Though Boise in 1911 would be a slow-paced community by modern standards, in one way it was more like a big city than it is today. Most people did not have automobiles at that time and had to interact with others while walking or riding in a streetcar. Having to travel outside the security of an automobile left people at risk of robbery or attack. Clerks at hardware stores, where guns were sold at that time, were surprised by a growing demand for firearms from Boise women. The newly-armed ladies went forth using their handbags, needlework totes, even handmuffs, to conceal  snub-nosed revolvers.

A Boise woman making her way home on foot from a club meeting or other diversion had reason to be concerned for her safety as darkness fell. The streets were not well lighted, few policemen were on duty and shady characters could be almost anywhere downtown. Boise was close enough to the rail line that it was washed by the tides of the transcontinental passenger traffic, including fugitives from justice. Even the miners, cowboys and sheepherders who had come to town to spend their pay were sometimes disrespectful to women “when liquor was doing the talking.”

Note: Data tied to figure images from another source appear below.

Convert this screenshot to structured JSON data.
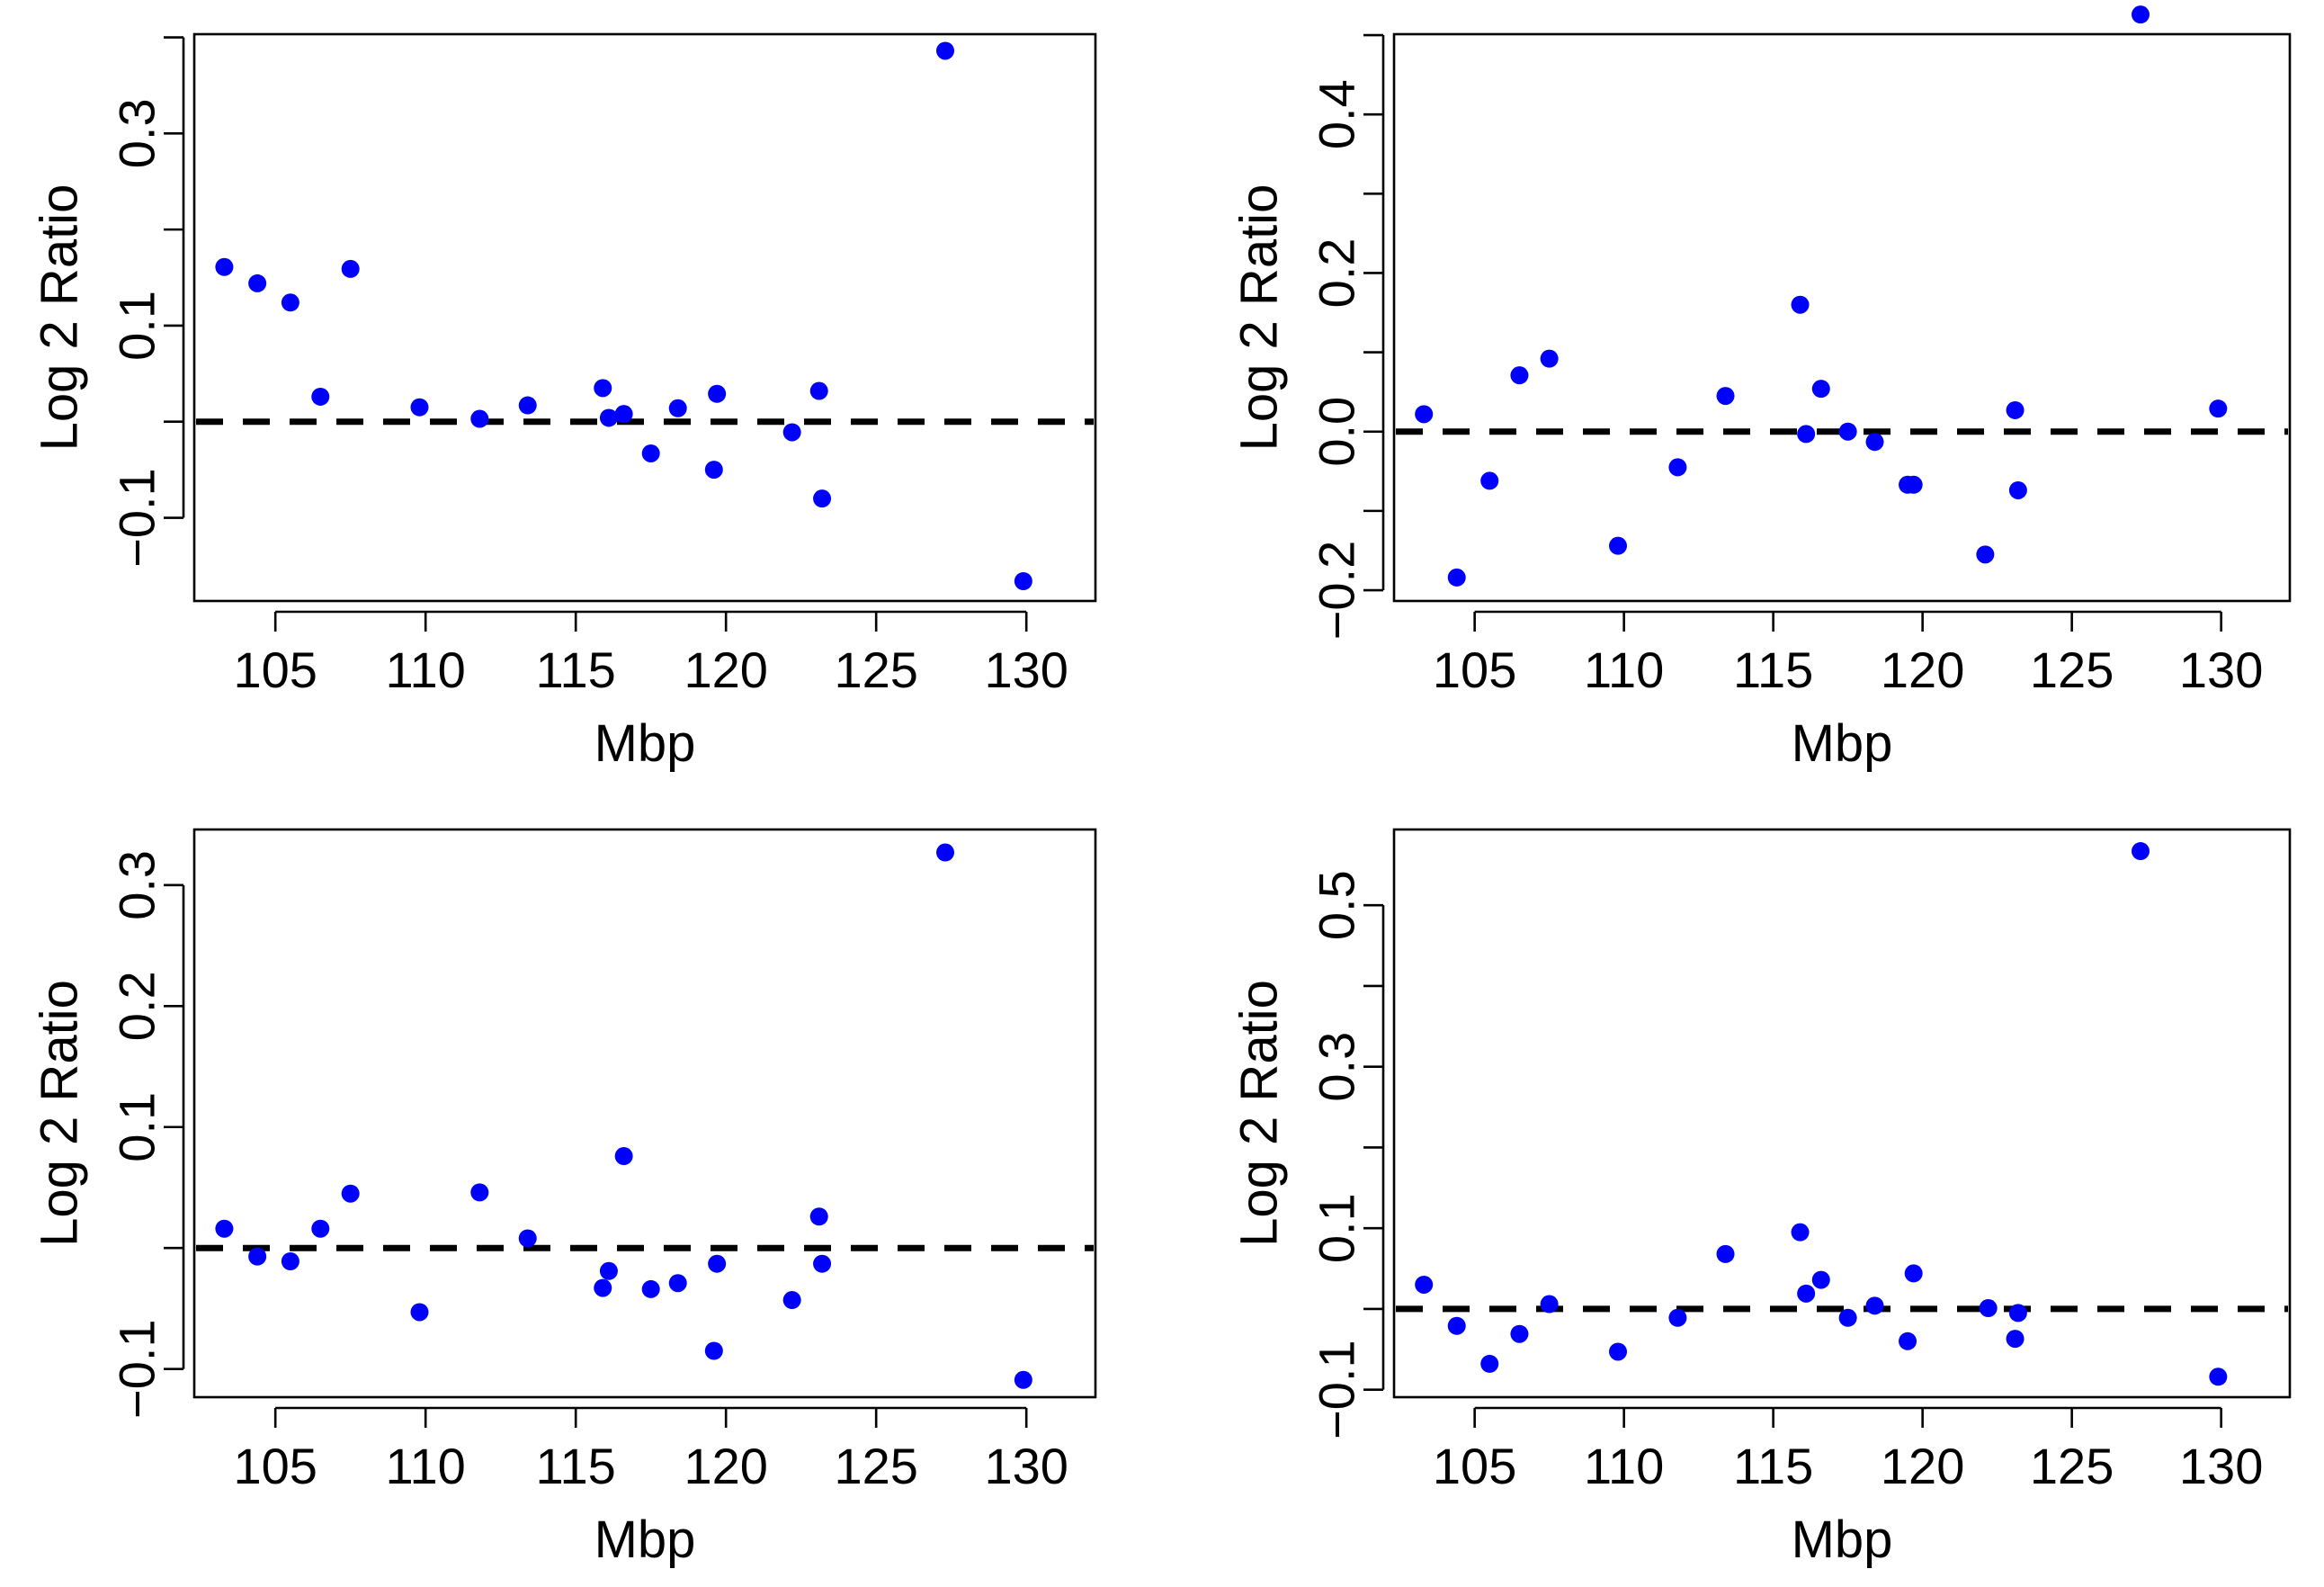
{
  "colors": {
    "points": "#0000ff",
    "axes": "#000000",
    "background": "#ffffff"
  },
  "chart_data": [
    {
      "type": "scatter",
      "panel": "top-left",
      "xlabel": "Mbp",
      "ylabel": "Log 2 Ratio",
      "xlim": [
        102.3,
        132.3
      ],
      "ylim": [
        -0.1866,
        0.4033
      ],
      "x_ticks": [
        105,
        110,
        115,
        120,
        125,
        130
      ],
      "y_ticks": [
        -0.1,
        0.1,
        0.3
      ],
      "y_minor_ticks": [
        -0.1,
        0.0,
        0.1,
        0.2,
        0.3,
        0.4
      ],
      "reference_line": {
        "y": 0.0,
        "style": "dashed"
      },
      "grid": false,
      "series": [
        {
          "x": [
            103.3,
            104.4,
            105.5,
            106.5,
            107.5,
            109.8,
            111.8,
            113.4,
            115.9,
            116.1,
            116.6,
            117.5,
            118.4,
            119.6,
            119.7,
            122.2,
            123.1,
            123.2,
            127.3,
            129.9
          ],
          "y": [
            0.161,
            0.144,
            0.124,
            0.026,
            0.159,
            0.015,
            0.003,
            0.017,
            0.035,
            0.004,
            0.008,
            -0.033,
            0.014,
            -0.05,
            0.029,
            -0.011,
            0.032,
            -0.08,
            0.386,
            -0.166
          ]
        }
      ]
    },
    {
      "type": "scatter",
      "panel": "top-right",
      "xlabel": "Mbp",
      "ylabel": "Log 2 Ratio",
      "xlim": [
        102.3,
        132.3
      ],
      "ylim": [
        -0.2136,
        0.5012
      ],
      "x_ticks": [
        105,
        110,
        115,
        120,
        125,
        130
      ],
      "y_ticks": [
        -0.2,
        0.0,
        0.2,
        0.4
      ],
      "y_minor_ticks": [
        -0.2,
        -0.1,
        0.0,
        0.1,
        0.2,
        0.3,
        0.4,
        0.5
      ],
      "reference_line": {
        "y": 0.0,
        "style": "dashed"
      },
      "grid": false,
      "series": [
        {
          "x": [
            103.3,
            104.4,
            105.5,
            106.5,
            107.5,
            109.8,
            111.8,
            113.4,
            115.9,
            116.1,
            116.6,
            117.5,
            118.4,
            119.5,
            119.7,
            122.1,
            123.1,
            123.2,
            127.3,
            129.9
          ],
          "y": [
            0.022,
            -0.184,
            -0.062,
            0.071,
            0.092,
            -0.144,
            -0.045,
            0.045,
            0.16,
            -0.003,
            0.054,
            0.0,
            -0.013,
            -0.067,
            -0.067,
            -0.155,
            0.027,
            -0.074,
            0.526,
            0.029
          ]
        }
      ]
    },
    {
      "type": "scatter",
      "panel": "bottom-left",
      "xlabel": "Mbp",
      "ylabel": "Log 2 Ratio",
      "xlim": [
        102.3,
        132.3
      ],
      "ylim": [
        -0.1233,
        0.346
      ],
      "x_ticks": [
        105,
        110,
        115,
        120,
        125,
        130
      ],
      "y_ticks": [
        -0.1,
        0.1,
        0.2,
        0.3
      ],
      "y_minor_ticks": [
        -0.1,
        0.0,
        0.1,
        0.2,
        0.3
      ],
      "reference_line": {
        "y": 0.0,
        "style": "dashed"
      },
      "grid": false,
      "series": [
        {
          "x": [
            103.3,
            104.4,
            105.5,
            106.5,
            107.5,
            109.8,
            111.8,
            113.4,
            115.9,
            116.1,
            116.6,
            117.5,
            118.4,
            119.6,
            119.7,
            122.2,
            123.1,
            123.2,
            127.3,
            129.9
          ],
          "y": [
            0.016,
            -0.007,
            -0.011,
            0.016,
            0.045,
            -0.053,
            0.046,
            0.008,
            -0.033,
            -0.019,
            0.076,
            -0.034,
            -0.029,
            -0.085,
            -0.013,
            -0.043,
            0.026,
            -0.013,
            0.327,
            -0.109
          ]
        }
      ]
    },
    {
      "type": "scatter",
      "panel": "bottom-right",
      "xlabel": "Mbp",
      "ylabel": "Log 2 Ratio",
      "xlim": [
        102.3,
        132.3
      ],
      "ylim": [
        -0.1093,
        0.5938
      ],
      "x_ticks": [
        105,
        110,
        115,
        120,
        125,
        130
      ],
      "y_ticks": [
        -0.1,
        0.1,
        0.3,
        0.5
      ],
      "y_minor_ticks": [
        -0.1,
        0.0,
        0.1,
        0.2,
        0.3,
        0.4,
        0.5
      ],
      "reference_line": {
        "y": 0.0,
        "style": "dashed"
      },
      "grid": false,
      "series": [
        {
          "x": [
            103.3,
            104.4,
            105.5,
            106.5,
            107.5,
            109.8,
            111.8,
            113.4,
            115.9,
            116.1,
            116.6,
            117.5,
            118.4,
            119.5,
            119.7,
            122.2,
            123.1,
            123.2,
            127.3,
            129.9
          ],
          "y": [
            0.03,
            -0.021,
            -0.068,
            -0.031,
            0.006,
            -0.053,
            -0.011,
            0.068,
            0.095,
            0.019,
            0.036,
            -0.011,
            0.004,
            -0.04,
            0.044,
            0.001,
            -0.037,
            -0.005,
            0.567,
            -0.084
          ]
        }
      ]
    }
  ]
}
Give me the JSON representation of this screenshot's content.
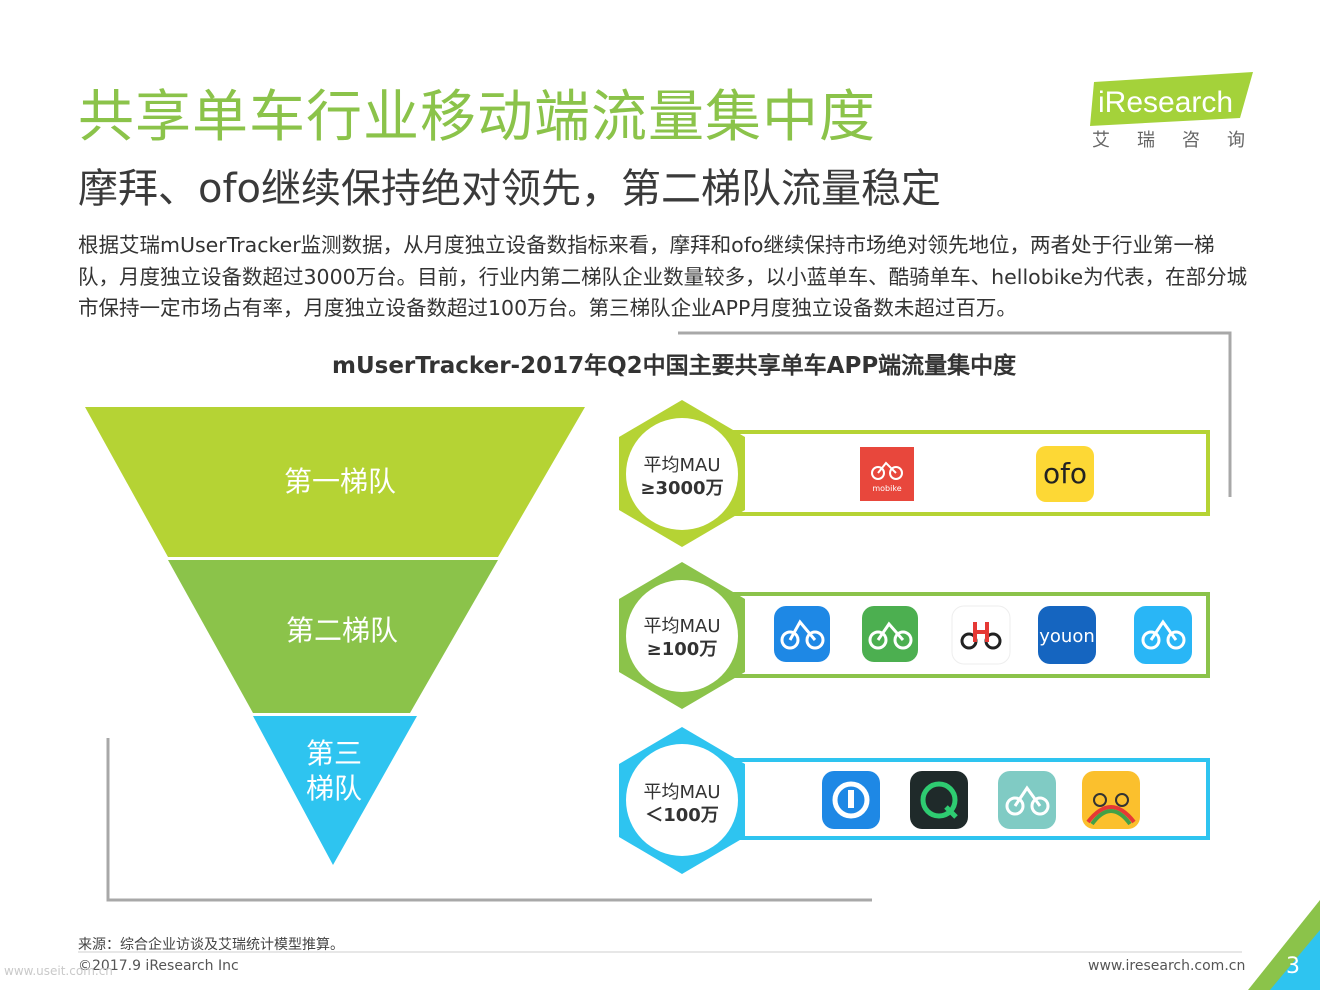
{
  "header": {
    "title": "共享单车行业移动端流量集中度",
    "subtitle": "摩拜、ofo继续保持绝对领先，第二梯队流量稳定",
    "body": "根据艾瑞mUserTracker监测数据，从月度独立设备数指标来看，摩拜和ofo继续保持市场绝对领先地位，两者处于行业第一梯队，月度独立设备数超过3000万台。目前，行业内第二梯队企业数量较多，以小蓝单车、酷骑单车、hellobike为代表，在部分城市保持一定市场占有率，月度独立设备数超过100万台。第三梯队企业APP月度独立设备数未超过百万。"
  },
  "logo": {
    "brand": "iResearch",
    "chinese": "艾瑞咨询"
  },
  "chart": {
    "title": "mUserTracker-2017年Q2中国主要共享单车APP端流量集中度",
    "tiers": [
      {
        "label": "第一梯队",
        "mau_line1": "平均MAU",
        "mau_line2": "≥3000万",
        "color": "#b5d334",
        "apps": [
          "mobike-icon",
          "ofo-icon"
        ]
      },
      {
        "label": "第二梯队",
        "mau_line1": "平均MAU",
        "mau_line2": "≥100万",
        "color": "#8bc34a",
        "apps": [
          "bluegogo-icon",
          "coolqi-icon",
          "hellobike-icon",
          "youon-icon",
          "bike-blue-icon"
        ]
      },
      {
        "label_line1": "第三",
        "label_line2": "梯队",
        "mau_line1": "平均MAU",
        "mau_line2": "＜100万",
        "color": "#2ec4f0",
        "apps": [
          "loop-icon",
          "q-icon",
          "teal-bike-icon",
          "rainbow-bike-icon"
        ]
      }
    ],
    "app_labels": {
      "ofo": "ofo",
      "youon": "youon",
      "mobike": "mobike"
    }
  },
  "footer": {
    "source": "来源：综合企业访谈及艾瑞统计模型推算。",
    "copyright": "©2017.9 iResearch Inc",
    "url": "www.iresearch.com.cn",
    "page": "3",
    "watermark": "www.useit.com.cn"
  }
}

The Idaho Statesman reported on the gun-buying trend in an article which was clearly intended to encourage mal hombres to get out of town. One woman quoted in the article was a steady shot: “I can shoot the spot out of an ace at 20 feet.” She confidently discussed the features of the weapon she wanted to buy with the hardware clerk. Even more unsettling to the criminal element would have been the testimony of another lady. “‘I’ve allowed a strange man to insult me on the streets of the city for the last time,’ said [the] angry woman, ‘and the next time a strange man speaks to me or even approaches me in a suspicious manner along a dark street after this, I won’t take any chances, but shoot quick.’”
The purchases gave food for thought to city leaders as well as police and criminals.